Perhaps you remember Charlie Engle. I wrote about him not long after he entered a minimum-security facility in Beaver, W.Va., 16 months ago. He’s the poor guy who went to jail for lying on a liar loan during the housing bubble.

There were two things about Charlie’s prosecution that really bothered me. First, he’d clearly been targeted by an agent of the Internal Revenue Service who seemed offended that Charlie was an ultramarathoner without a steady day job. The I.R.S. conducted “Dumpster dives” into his garbage and put a wire on a female undercover agent hoping to find some dirt on him. Unable to unearth any wrongdoing on his tax returns, the I.R.S. discovered he had taken out several subprime mortgages that didn’t require income verification. His income on one of them was wildly inflated. They don’t call them liar loans for nothing.

Charlie has always insisted that he never filled out the loan document — his mortgage broker did it, and he was actually a victim of mortgage fraud. (The broker later pleaded guilty to another mortgage fraud.) Indeed, according to a recent court filing by Charlie’s lawyer, the government failed to turn over exculpatory evidence that could have helped Charlie prove his innocence. For whatever inexplicable reason, prosecutors really wanted to nail Charlie Engle. And they did.

Second, though, it seemed incredible to me that with all the fraud that took place during the housing bubble, the Justice Department was focusing not on the banks that had issued the fraudulent loans, but rather on those who had taken out the loans, which invariably went sour when housing prices fell.

As I would later learn, Charlie Engle was no aberration. The current meme — argued most recently by Charles Ferguson, in his new book “Predator Nation” — is that not a single top executive at any of the firms that nearly brought down the financial system has spent so much as a day in jail. And that is true enough.

But what is also true, and which is every bit as corrosive to our belief in the rule of law, is that the Justice Department has instead taken after the smallest of small fry — and then trumpeted those prosecutions as proof of how tough it is on mortgage fraud. It is a shameful way for the government to act.

“These people thought they were pursuing the American dream,” says Mark Pennington, a lawyer in Des Moines who regularly defends home buyers being prosecuted by the local United States attorney. “Right here in Des Moines,” he said, “there was a big subprime outfit, Wells Fargo Financial. No one there has been prosecuted. They are only going after people who lost their homes after the bubble burst. It’s a scandal.”

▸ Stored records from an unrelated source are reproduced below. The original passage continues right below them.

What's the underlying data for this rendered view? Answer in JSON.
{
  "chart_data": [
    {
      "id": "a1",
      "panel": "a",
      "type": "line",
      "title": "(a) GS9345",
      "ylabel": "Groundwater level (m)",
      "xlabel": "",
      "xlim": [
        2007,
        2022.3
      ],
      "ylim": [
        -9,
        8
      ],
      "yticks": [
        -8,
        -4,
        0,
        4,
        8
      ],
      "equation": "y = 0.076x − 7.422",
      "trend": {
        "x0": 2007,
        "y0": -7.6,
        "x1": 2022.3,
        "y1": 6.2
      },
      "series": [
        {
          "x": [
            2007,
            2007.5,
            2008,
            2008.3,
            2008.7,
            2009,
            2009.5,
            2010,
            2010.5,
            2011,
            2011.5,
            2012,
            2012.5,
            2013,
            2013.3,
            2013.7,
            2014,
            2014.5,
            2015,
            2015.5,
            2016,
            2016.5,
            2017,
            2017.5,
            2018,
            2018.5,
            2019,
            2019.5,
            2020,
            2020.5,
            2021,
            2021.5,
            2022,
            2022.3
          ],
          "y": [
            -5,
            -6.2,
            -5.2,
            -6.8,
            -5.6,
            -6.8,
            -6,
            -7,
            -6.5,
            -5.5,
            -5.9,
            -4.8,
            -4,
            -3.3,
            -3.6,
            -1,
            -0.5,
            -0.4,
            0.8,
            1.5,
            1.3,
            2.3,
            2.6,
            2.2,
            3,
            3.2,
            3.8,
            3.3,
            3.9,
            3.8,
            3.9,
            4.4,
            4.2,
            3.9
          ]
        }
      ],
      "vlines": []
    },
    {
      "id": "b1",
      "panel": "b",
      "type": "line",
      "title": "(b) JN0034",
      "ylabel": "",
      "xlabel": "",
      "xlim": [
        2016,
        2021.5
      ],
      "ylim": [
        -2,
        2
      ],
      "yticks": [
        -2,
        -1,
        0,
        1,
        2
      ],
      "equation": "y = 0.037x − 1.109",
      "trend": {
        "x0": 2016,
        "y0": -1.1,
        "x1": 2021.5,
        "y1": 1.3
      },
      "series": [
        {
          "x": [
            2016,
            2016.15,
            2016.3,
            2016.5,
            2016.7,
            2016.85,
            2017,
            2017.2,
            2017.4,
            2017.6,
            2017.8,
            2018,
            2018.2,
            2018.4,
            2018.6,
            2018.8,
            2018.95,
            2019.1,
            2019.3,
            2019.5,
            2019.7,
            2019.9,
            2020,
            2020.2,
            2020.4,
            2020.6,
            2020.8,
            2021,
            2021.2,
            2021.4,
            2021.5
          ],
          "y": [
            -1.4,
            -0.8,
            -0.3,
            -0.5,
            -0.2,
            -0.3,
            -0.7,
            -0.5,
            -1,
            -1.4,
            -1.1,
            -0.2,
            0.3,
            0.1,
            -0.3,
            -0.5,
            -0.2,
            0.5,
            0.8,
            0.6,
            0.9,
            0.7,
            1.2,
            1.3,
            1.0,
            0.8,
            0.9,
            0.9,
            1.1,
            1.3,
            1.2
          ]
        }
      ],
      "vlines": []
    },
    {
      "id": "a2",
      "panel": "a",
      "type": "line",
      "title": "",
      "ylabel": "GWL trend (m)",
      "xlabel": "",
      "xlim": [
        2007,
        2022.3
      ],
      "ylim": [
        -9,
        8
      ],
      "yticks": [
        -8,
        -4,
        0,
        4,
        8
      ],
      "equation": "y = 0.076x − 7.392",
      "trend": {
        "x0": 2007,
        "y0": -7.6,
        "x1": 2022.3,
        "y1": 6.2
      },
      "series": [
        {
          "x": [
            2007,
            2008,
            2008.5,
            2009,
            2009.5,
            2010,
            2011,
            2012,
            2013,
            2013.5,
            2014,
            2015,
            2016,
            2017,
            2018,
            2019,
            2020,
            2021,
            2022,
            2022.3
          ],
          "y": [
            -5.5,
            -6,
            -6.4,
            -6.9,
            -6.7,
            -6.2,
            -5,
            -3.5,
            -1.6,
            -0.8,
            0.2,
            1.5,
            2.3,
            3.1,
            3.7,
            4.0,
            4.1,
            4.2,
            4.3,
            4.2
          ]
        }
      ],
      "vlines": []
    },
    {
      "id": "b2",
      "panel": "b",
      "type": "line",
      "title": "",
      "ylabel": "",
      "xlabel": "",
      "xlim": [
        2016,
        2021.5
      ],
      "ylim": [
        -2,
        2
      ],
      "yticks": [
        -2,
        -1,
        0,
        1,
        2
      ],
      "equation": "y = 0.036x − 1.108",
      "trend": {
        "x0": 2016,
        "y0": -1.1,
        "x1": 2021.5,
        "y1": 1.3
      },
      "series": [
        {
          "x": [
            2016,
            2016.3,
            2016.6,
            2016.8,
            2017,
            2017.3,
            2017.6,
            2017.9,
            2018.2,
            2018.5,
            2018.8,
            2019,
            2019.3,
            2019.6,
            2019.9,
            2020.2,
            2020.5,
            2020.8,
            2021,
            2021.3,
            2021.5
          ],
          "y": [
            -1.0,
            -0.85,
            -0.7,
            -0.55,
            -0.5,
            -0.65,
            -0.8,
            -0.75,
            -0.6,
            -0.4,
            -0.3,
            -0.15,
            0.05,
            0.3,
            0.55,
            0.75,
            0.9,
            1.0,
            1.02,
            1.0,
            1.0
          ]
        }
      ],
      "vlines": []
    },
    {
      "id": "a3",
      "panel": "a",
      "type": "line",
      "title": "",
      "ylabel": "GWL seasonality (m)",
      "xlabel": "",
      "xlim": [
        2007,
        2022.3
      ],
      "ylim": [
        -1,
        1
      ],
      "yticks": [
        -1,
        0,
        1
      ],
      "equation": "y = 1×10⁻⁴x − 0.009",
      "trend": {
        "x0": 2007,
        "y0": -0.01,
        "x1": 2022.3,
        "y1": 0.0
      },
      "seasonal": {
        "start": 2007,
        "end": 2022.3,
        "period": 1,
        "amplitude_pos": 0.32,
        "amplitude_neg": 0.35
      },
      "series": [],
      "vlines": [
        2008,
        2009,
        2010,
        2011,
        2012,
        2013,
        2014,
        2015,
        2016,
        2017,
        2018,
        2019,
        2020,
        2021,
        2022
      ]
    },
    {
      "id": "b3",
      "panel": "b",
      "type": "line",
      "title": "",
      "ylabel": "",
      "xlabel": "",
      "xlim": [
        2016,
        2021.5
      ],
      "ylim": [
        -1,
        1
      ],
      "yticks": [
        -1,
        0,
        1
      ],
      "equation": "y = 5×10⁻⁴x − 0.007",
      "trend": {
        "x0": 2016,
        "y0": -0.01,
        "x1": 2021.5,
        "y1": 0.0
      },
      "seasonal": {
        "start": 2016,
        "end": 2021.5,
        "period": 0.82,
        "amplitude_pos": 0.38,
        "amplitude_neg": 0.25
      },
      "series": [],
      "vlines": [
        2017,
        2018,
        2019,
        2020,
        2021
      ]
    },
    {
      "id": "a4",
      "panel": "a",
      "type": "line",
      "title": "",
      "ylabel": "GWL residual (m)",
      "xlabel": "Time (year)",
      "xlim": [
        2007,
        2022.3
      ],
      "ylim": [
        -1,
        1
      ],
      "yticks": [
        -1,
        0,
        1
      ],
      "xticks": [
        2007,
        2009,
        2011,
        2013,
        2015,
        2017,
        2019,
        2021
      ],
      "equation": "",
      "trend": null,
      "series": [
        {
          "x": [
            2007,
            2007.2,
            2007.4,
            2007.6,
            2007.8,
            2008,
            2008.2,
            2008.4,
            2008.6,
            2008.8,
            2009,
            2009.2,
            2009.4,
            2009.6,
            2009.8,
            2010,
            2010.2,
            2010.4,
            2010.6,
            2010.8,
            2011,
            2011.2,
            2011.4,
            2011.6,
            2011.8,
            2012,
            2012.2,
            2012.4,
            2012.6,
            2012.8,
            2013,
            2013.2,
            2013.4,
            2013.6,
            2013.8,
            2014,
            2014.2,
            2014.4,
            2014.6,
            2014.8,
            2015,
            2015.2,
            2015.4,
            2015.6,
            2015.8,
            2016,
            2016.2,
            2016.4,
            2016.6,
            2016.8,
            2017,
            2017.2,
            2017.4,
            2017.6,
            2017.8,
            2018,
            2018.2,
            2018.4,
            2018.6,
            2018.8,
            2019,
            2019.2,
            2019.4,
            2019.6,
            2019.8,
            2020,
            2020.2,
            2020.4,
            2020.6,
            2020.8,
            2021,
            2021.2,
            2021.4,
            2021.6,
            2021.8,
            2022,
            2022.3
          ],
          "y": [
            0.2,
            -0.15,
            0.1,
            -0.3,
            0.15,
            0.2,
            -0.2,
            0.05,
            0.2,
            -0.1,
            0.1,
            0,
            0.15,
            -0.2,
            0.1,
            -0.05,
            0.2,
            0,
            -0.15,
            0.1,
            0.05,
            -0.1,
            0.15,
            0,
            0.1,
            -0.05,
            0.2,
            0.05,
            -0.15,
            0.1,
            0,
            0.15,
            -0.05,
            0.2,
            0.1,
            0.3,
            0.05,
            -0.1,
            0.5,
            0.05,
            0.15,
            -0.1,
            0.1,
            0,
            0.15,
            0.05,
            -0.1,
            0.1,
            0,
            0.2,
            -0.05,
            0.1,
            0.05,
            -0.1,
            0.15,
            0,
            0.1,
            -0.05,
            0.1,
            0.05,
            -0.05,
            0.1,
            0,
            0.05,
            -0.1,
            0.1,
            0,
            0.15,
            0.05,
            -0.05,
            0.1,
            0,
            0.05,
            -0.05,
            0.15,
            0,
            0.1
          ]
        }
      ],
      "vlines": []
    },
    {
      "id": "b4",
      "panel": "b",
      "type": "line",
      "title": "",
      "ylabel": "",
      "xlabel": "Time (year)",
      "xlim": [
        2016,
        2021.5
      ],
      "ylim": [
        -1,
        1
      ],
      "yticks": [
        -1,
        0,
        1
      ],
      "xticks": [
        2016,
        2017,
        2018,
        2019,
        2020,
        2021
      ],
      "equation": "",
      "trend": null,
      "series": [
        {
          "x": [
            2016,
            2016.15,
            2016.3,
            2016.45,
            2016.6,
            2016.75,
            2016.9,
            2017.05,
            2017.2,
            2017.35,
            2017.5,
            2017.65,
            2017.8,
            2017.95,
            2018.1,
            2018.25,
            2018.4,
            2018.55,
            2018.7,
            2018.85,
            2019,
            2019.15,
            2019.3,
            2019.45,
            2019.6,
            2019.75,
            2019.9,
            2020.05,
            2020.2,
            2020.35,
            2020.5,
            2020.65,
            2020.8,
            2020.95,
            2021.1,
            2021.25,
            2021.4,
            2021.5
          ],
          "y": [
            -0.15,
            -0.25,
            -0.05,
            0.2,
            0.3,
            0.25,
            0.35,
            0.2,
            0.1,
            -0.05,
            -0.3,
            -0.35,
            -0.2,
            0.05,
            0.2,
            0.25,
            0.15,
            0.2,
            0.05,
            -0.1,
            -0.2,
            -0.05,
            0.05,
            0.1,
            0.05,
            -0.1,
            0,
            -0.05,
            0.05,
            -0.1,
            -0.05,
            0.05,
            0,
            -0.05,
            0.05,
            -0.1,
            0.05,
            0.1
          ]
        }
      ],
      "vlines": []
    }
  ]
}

The Justice Department has had a tough run recently. Last week, Eric Schneiderman, the New York attorney general — who was recently given a role by President Obama to investigate the mortgage-backed securities issued during the bubble — complained publicly that he wasn’t getting the resources he needed from the Justice Department. And, of course, on Thursday, a federal judge declared a mistrial on five charges of campaign finance fraud and conspiracy in the trial of the former presidential candidate John Edwards.

In the Edwards case, the Justice Department spent tens of millions of dollars, and trotted out novel legal theories, to prosecute a man who was essentially trying to keep people from discovering that he had had a mistress and an out-of-wedlock child. Salacious though it was, the case has zero public import. Yet this same Justice Department isn’t willing to use similar resources — and perhaps even trot out some novel legal theories — to go after the pervasive corporate wrongdoing that gave us the financial crisis and the Great Recession. (I should note that the Justice Department claims that it “will not hesitate” to prosecute any “institution where there is evidence of a crime.”)

Think back to the last time the federal government went after corporate crooks. It was after the Internet bubble. Jeffrey Skilling and Kenneth Lay of Enron were prosecuted and found guilty. Bernard Ebbers, the former chief executive of WorldCom, went to jail. Dennis Kozlowski of Tyco was prosecuted and given a lengthy prison sentence. Now recall which Justice Department prosecuted those men.

Amazing, isn’t it? George W. Bush has turned out to be tougher on corporate crooks than Barack Obama.